On election day, the Bush administration announced that it will open up about 360,000 acres of Utah public lands to oil and gas drilling in its December lease sale.
The U.S. Bureau of Land Management did not publish details of the 241 proposed oil and gas parcels, but some are believed to be near national parks and monuments such as Arches National Park and Canyonlands National Park in southeastern Utah.
But environmentalists are opposed to any further oil and gas development in the Red Rock country of southern Utah.
Scott Groene, executive director of the Southern Utah Wilderness Alliance, which has fought to keep oil and gas development out of wilderness areas, views the Obama presidency as "the best opportunity for wilderness protection in SUWA's 25 year history."
Groene wants review of what he terms, "disastrous last minute Bush administration decisions for legal violations, including the six awful land use plans the administration just approved, which open millions of acres of redrock wilderness to oil and gas leasing and ORVs."
Podesta said the Obama team is looking at "virtually every agency to see where we can move forward, whether that's on energy transformation, on improving health care, on stem cell research."

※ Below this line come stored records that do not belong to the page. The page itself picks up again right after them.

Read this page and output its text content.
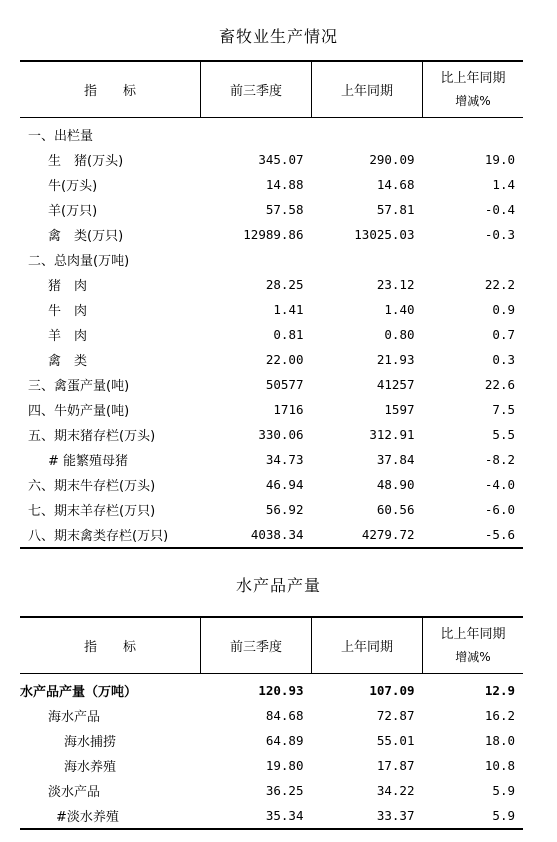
畜牧业生产情况
指　　标	前三季度	上年同期	比上年同期
增减%

一、出栏量			
生　猪(万头)	345.07	290.09	19.0
牛(万头)	14.88	14.68	1.4
羊(万只)	57.58	57.81	-0.4
禽　类(万只)	12989.86	13025.03	-0.3
二、总肉量(万吨)			
猪　肉	28.25	23.12	22.2
牛　肉	1.41	1.40	0.9
羊　肉	0.81	0.80	0.7
禽　类	22.00	21.93	0.3
三、禽蛋产量(吨)	50577	41257	22.6
四、牛奶产量(吨)	1716	1597	7.5
五、期末猪存栏(万头)	330.06	312.91	5.5
# 能繁殖母猪	34.73	37.84	-8.2
六、期末牛存栏(万头)	46.94	48.90	-4.0
七、期末羊存栏(万只)	56.92	60.56	-6.0
八、期末禽类存栏(万只)	4038.34	4279.72	-5.6
水产品产量
指　　标	前三季度	上年同期	比上年同期
增减%

水产品产量（万吨）	120.93	107.09	12.9
海水产品	84.68	72.87	16.2
海水捕捞	64.89	55.01	18.0
海水养殖	19.80	17.87	10.8
淡水产品	36.25	34.22	5.9
#淡水养殖	35.34	33.37	5.9
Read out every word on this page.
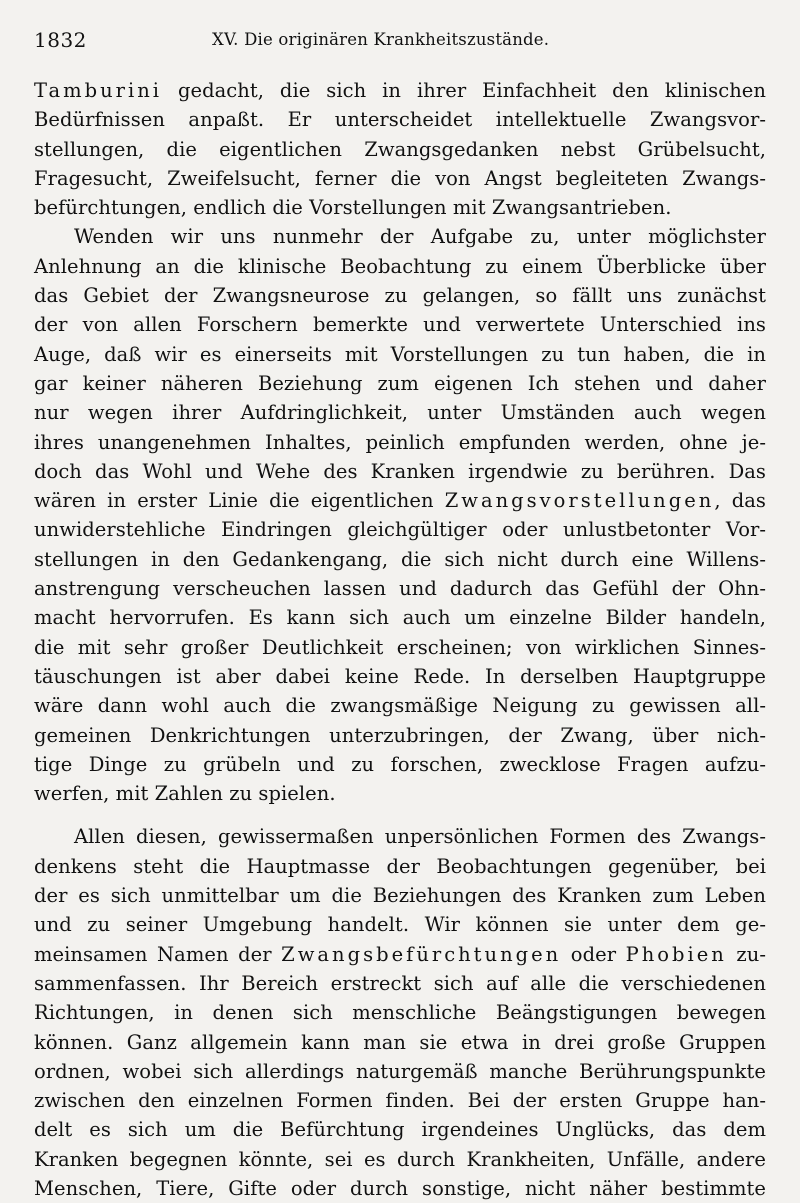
1832	XV. Die originären Krankheitszustände.
Tamburini gedacht, die sich in ihrer Einfachheit den klinischen
Bedürfnissen anpaßt. Er unterscheidet intellektuelle Zwangsvor-
stellungen, die eigentlichen Zwangsgedanken nebst Grübelsucht,
Fragesucht, Zweifelsucht, ferner die von Angst begleiteten Zwangs-
befürchtungen, endlich die Vorstellungen mit Zwangsantrieben.
Wenden wir uns nunmehr der Aufgabe zu, unter möglichster
Anlehnung an die klinische Beobachtung zu einem Überblicke über
das Gebiet der Zwangsneurose zu gelangen, so fällt uns zunächst
der von allen Forschern bemerkte und verwertete Unterschied ins
Auge, daß wir es einerseits mit Vorstellungen zu tun haben, die in
gar keiner näheren Beziehung zum eigenen Ich stehen und daher
nur wegen ihrer Aufdringlichkeit, unter Umständen auch wegen
ihres unangenehmen Inhaltes, peinlich empfunden werden, ohne je-
doch das Wohl und Wehe des Kranken irgendwie zu berühren. Das
wären in erster Linie die eigentlichen Zwangsvorstellungen, das
unwiderstehliche Eindringen gleichgültiger oder unlustbetonter Vor-
stellungen in den Gedankengang, die sich nicht durch eine Willens-
anstrengung verscheuchen lassen und dadurch das Gefühl der Ohn-
macht hervorrufen. Es kann sich auch um einzelne Bilder handeln,
die mit sehr großer Deutlichkeit erscheinen; von wirklichen Sinnes-
täuschungen ist aber dabei keine Rede. In derselben Hauptgruppe
wäre dann wohl auch die zwangsmäßige Neigung zu gewissen all-
gemeinen Denkrichtungen unterzubringen, der Zwang, über nich-
tige Dinge zu grübeln und zu forschen, zwecklose Fragen aufzu-
werfen, mit Zahlen zu spielen.
Allen diesen, gewissermaßen unpersönlichen Formen des Zwangs-
denkens steht die Hauptmasse der Beobachtungen gegenüber, bei
der es sich unmittelbar um die Beziehungen des Kranken zum Leben
und zu seiner Umgebung handelt. Wir können sie unter dem ge-
meinsamen Namen der Zwangsbefürchtungen oder Phobien zu-
sammenfassen. Ihr Bereich erstreckt sich auf alle die verschiedenen
Richtungen, in denen sich menschliche Beängstigungen bewegen
können. Ganz allgemein kann man sie etwa in drei große Gruppen
ordnen, wobei sich allerdings naturgemäß manche Berührungspunkte
zwischen den einzelnen Formen finden. Bei der ersten Gruppe han-
delt es sich um die Befürchtung irgendeines Unglücks, das dem
Kranken begegnen könnte, sei es durch Krankheiten, Unfälle, andere
Menschen, Tiere, Gifte oder durch sonstige, nicht näher bestimmte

Environmental advocates are looking to the incoming administration with hope. Frances Beinecke, president of the Natural Resources Defense Council, said November 4, 'The election of Barack Obama represents a new day for environmentalists. His election brings an end to eight years of unrelenting assaults on the environment."
"Our staff and members are ready to work with President-elect Obama and the new Congress to advance his 'New Energy for America Plan,' which includes creating five million clean technology jobs, putting a million hybrid cars on the road, and capping carbon emissions," said Beinecke.